Así, el trovador se embarcó rumbo a las temibles Islas de la Muerte ubicadas donde ningún barco jamás había llegado. Alejándose más y más de la tierra firme hasta un gélido y lluvioso sitio del mar donde las olas eran movidas por los vendavales bajo un cielo brumoso. Finalmente observó un tenebroso archipiélago de piedras grises y lóbregas y una vegetación conformada por tétricos árboles resecos, pero más espeluznante aún, una procesión horripilante de espíritus errabundos que sobrevolaba la isla. Se trataba de las almas de los muertos que rondaban las Islas en su camino irrefrenable hacia el Hades…
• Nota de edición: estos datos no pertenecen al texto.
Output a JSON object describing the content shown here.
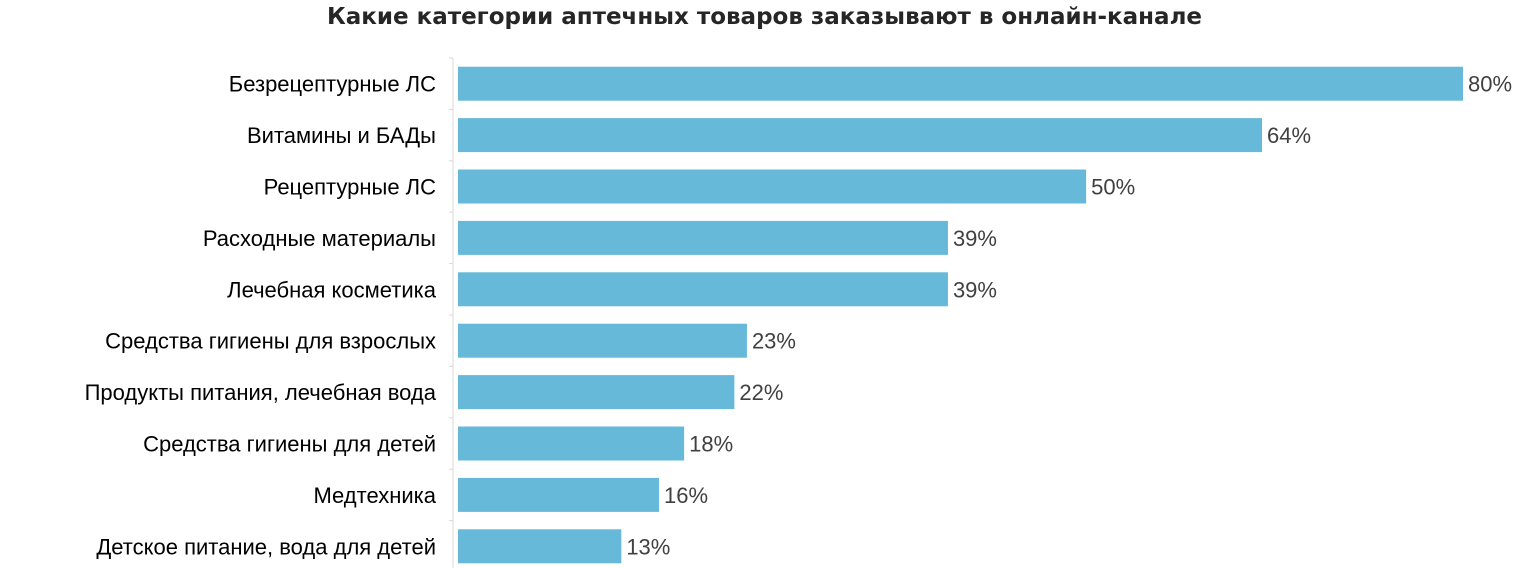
{
  "chart_data": {
    "type": "bar",
    "orientation": "horizontal",
    "title": "Какие категории аптечных товаров заказывают в онлайн-канале",
    "xlabel": "",
    "ylabel": "",
    "xlim": [
      0,
      80
    ],
    "grid": false,
    "categories": [
      "Безрецептурные ЛС",
      "Витамины и БАДы",
      "Рецептурные ЛС",
      "Расходные материалы",
      "Лечебная косметика",
      "Средства гигиены для взрослых",
      "Продукты питания, лечебная вода",
      "Средства гигиены для детей",
      "Медтехника",
      "Детское питание, вода для детей"
    ],
    "values": [
      80,
      64,
      50,
      39,
      39,
      23,
      22,
      18,
      16,
      13
    ],
    "value_labels": [
      "80%",
      "64%",
      "50%",
      "39%",
      "39%",
      "23%",
      "22%",
      "18%",
      "16%",
      "13%"
    ],
    "bar_color": "#67B9D9"
  }
}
 Allí, Orfeo desembarcó con toda su ropa y sus cabellos siendo removidos violentamente por los aires frígidos del ambiente y con las entidades fantasmagóricas flotando a su alrededor. Se trataba de espíritus descarnados de rostros cadavéricos y quejidos terroríficos que lo miraban con rótulas vacías y se movían frente a él, a su lado, a sus espaldas ¡por todas partes!

 Dentro de lo que parecían ser las funestas ruinas de alguna civilización prehumana, Orfeo encontró una horrenda puerta decorada con calaveras y cuyo interior era negro como el abismo más espantoso. En cuanto introdujo su mano en el interior de la sombría entrada la oscuridad se rompió permitiendo ver una escalinata que bajaba eternamente por la cual Orfeo descendió.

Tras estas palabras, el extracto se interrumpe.